Basic computer vision tasks. Here in the list, in theory, there should also be a classification of objects (the classic task is to find cats and dogs in the photo)


In this post, I will explain my approach to solving this problem. I will also share my pipeline inspired article Deep Watershed Transform for Instance Segmentation and tell you about other hikes and solutions, and also share my opinion on how such competitions should ideally be organized.


EDA or why ML is not magic


The training dataset contained about 600 images and the validation dataset - 65. The deferred test dataset from the second stage contained ~ 3000 images.
The images from the first stage had different resolutions - which in itself was a challenge - how would you build a universal pipeline for all of them?

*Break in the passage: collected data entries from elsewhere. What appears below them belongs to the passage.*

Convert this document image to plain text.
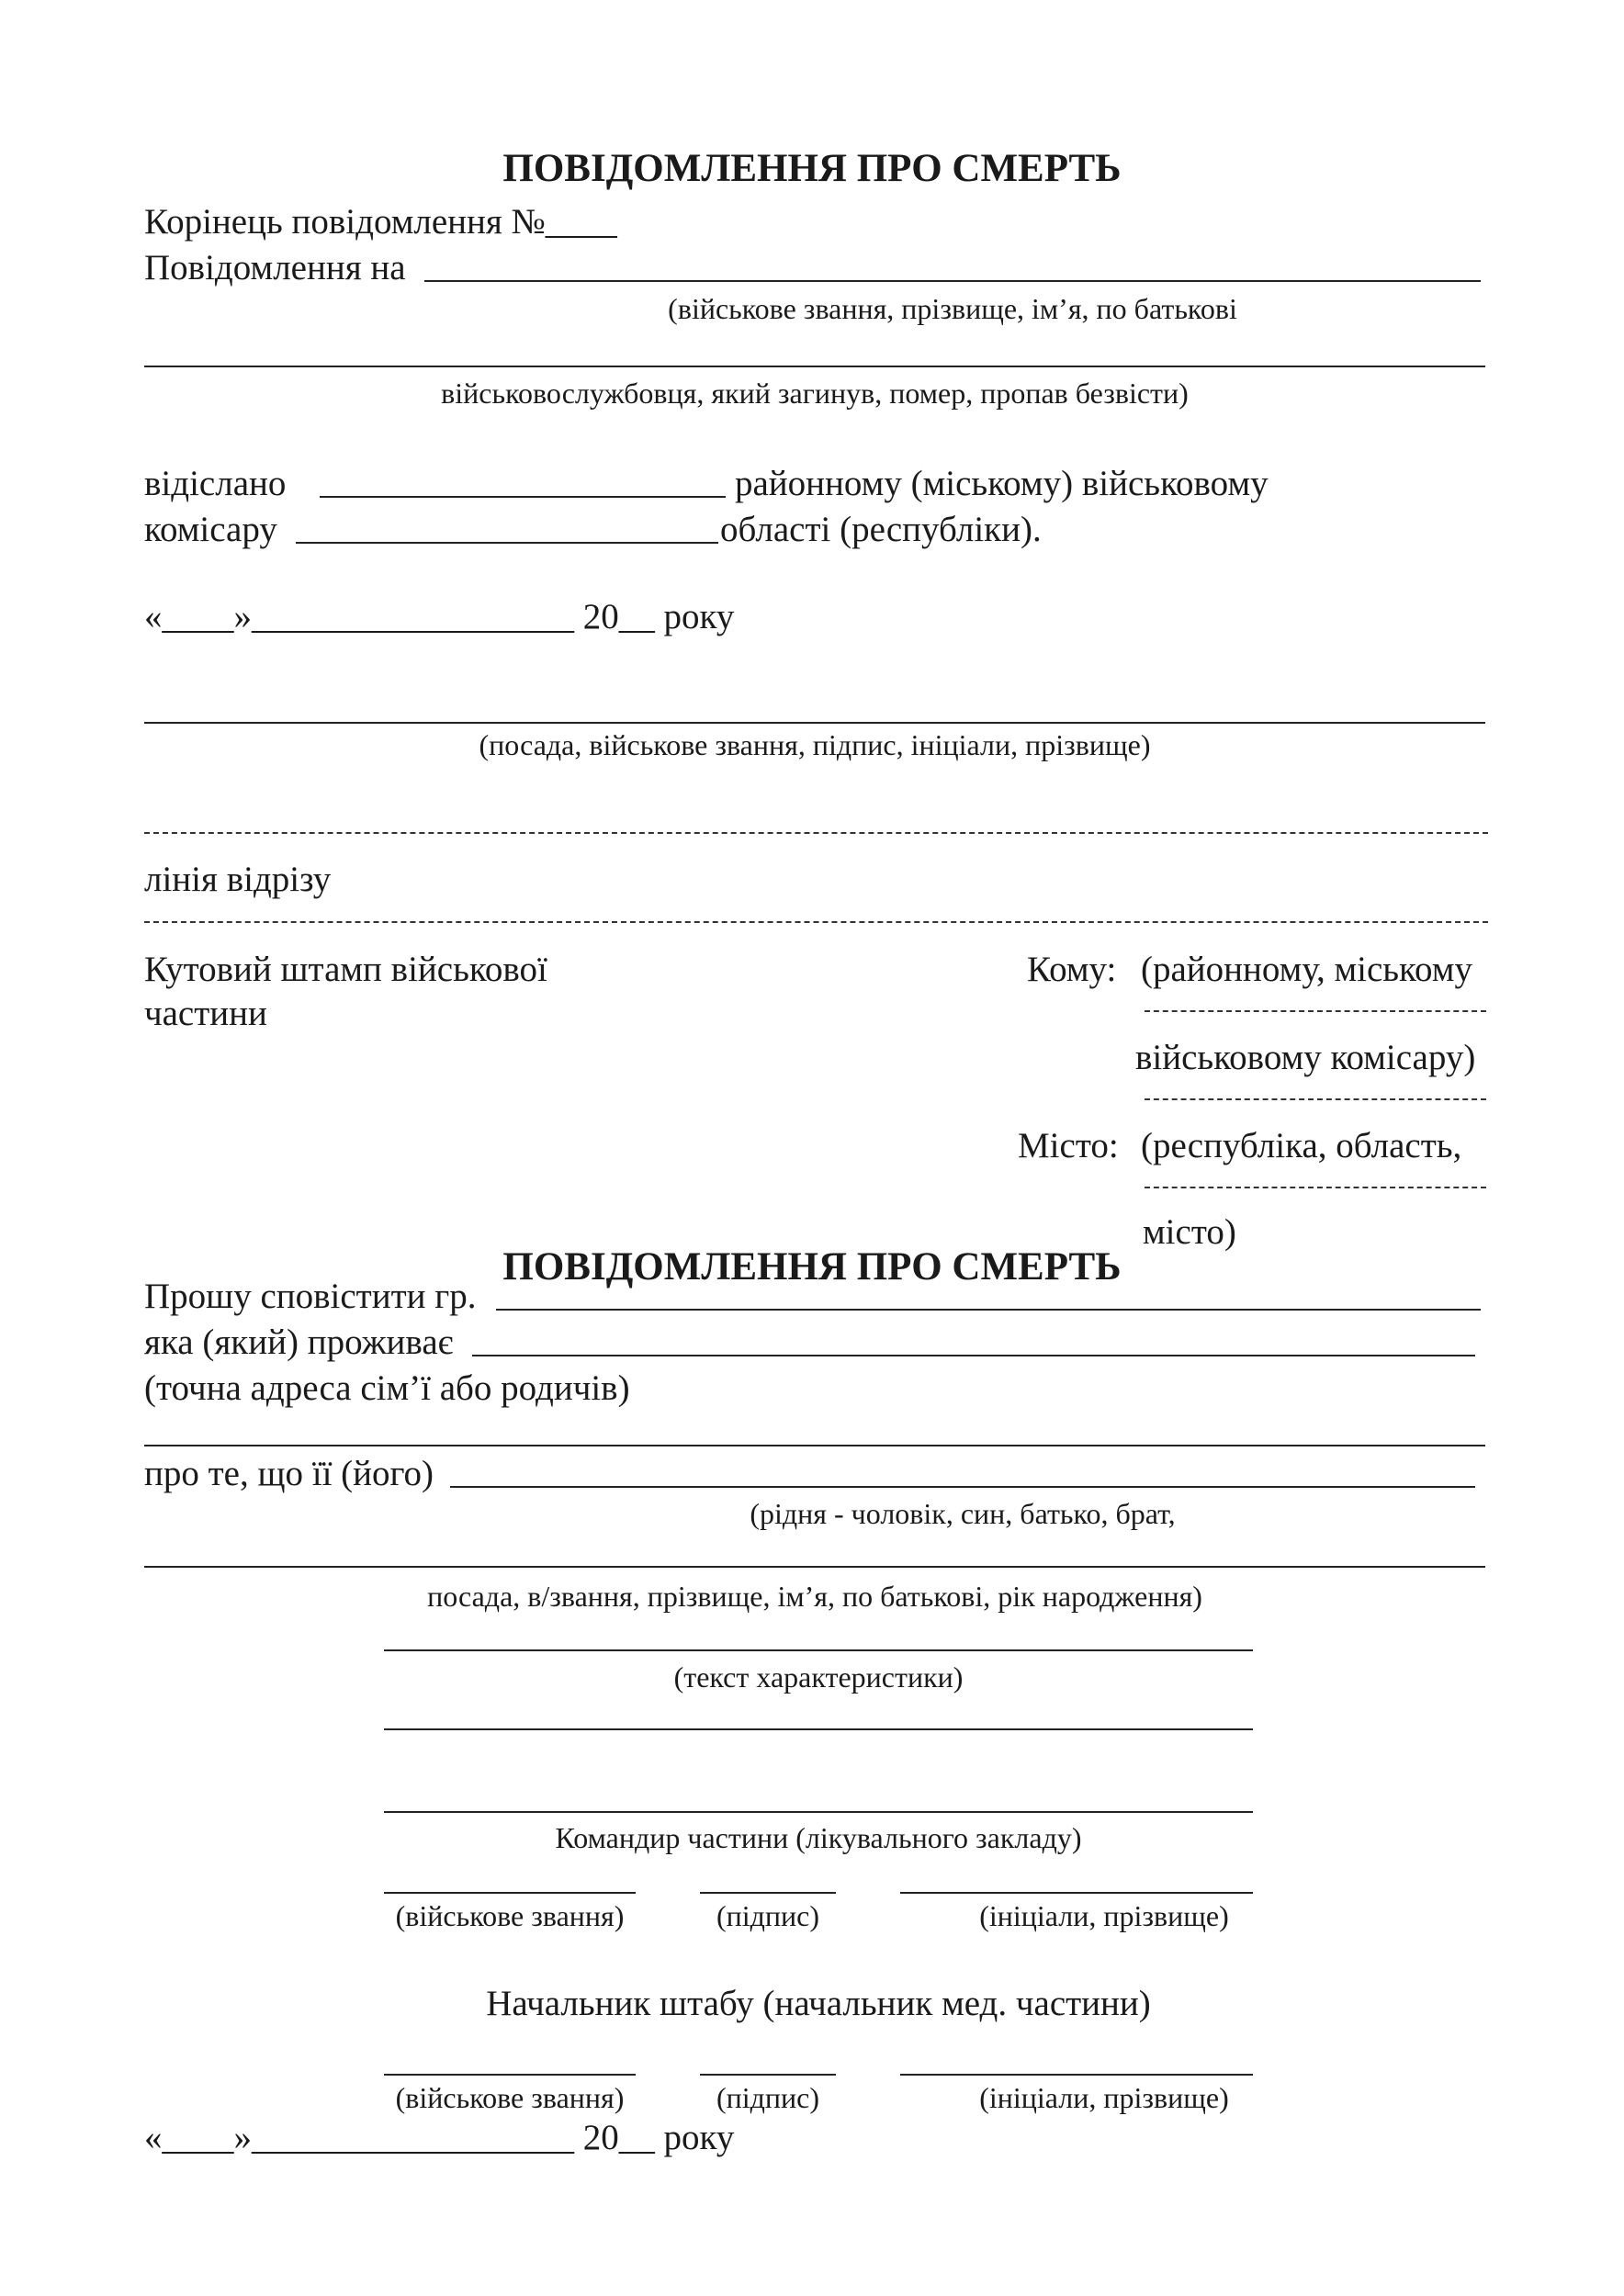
ПОВІДОМЛЕННЯ ПРО СМЕРТЬ
Корінець повідомлення №____
Повідомлення на
(військове звання, прізвище, ім’я, по батькові
військовослужбовця, який загинув, помер, пропав безвісти)
відіслано	районному (міському) військовому
комісару	області (республіки).
«____»__________________ 20__ року
(посада, військове звання, підпис, ініціали, прізвище)
лінія відрізу
Кутовий штамп військової
частини
Кому: (районному, міському
військовому комісару)
Місто: (республіка, область,
місто)
ПОВІДОМЛЕННЯ ПРО СМЕРТЬ
Прошу сповістити гр.
яка (який) проживає
(точна адреса сім’ї або родичів)
про те, що її (його)
(рідня - чоловік, син, батько, брат,
посада, в/звання, прізвище, ім’я, по батькові, рік народження)
(текст характеристики)
Командир частини (лікувального закладу)
(військове звання)	(підпис)	(ініціали, прізвище)
Начальник штабу (начальник мед. частини)
(військове звання)	(підпис)	(ініціали, прізвище)
«____»__________________ 20__ року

 256x256 358 256x320 112 520x696 96 360x360 91 512x640 21 1024x1024 16 260x347 9 512x680 8 603x1272 6 524x348 4 519x253 4 520x348 4 519x162 2 519x161 2 1040x1388 1 390x239 1 

There were about three clusters among the training data that are easy to find with K-means:



This was the main reason why converting RGB images to black and white helped on a public leaderboard.



Black images



Different variations of cores in shape, color, size


Visual viewing of a test dataset with three thousand pictures showed that 50 +% of these pictures have nothing to do with the training dataset, which caused a lot of controversy and resentment from the community. So you participate in the competition for "thank you", spend time, optimize the model, and bang and get 3000 pictures that do not look like training data? It is clear that the goals may be different (including preventing manual marking on between the stages of the competition) - but this can be done much less clumsy.


Some noteworthy files from the test dataset:



I would suggest that the little thing in the background is the core



Honestly no idea what's



Looks like muscle. Once again, are these white pieces cores or what?



Night sky ... Is it a core or just noise?


Deep watershed transform


If you do not know what it is, then go here . Intuitively, the watershed method is fairly simple - it turns your image into a negative "mountain landscape" (height = intensity of pixels / masks) and fills the pools of the markers of your choice with water until the pools connect. You can find a bunch of tutorials with OpenCV or skimage , but all of them usually ask questions like this:



Deep Watershed Transform (DWT) will help us solve some of these problems.



The main motivation of the original work



The idea is for CNN to take into account two things - single vectors indicating the boundaries and energy level (height of the mountains)


In practice, if you simply apply a WT (Watershed Transform), you will most likely get a very parcel segmentation. The intuition behind DWT is such - we must teach CNN to find the "mountain landscape" for us.


The authors of the original article used 2 separate CNG VGG-type to obtain:



In practice, you can use one network or just train several smaller end-to-end networks . In my case, I played with networks that gave out:



Then you need a little magic to combine it all and voila, you have the "energy". I didn’t experiment a lot with architecture, but Dmitro (the author of the solution above) then told me that he didn’t get better results when adding the second CNN.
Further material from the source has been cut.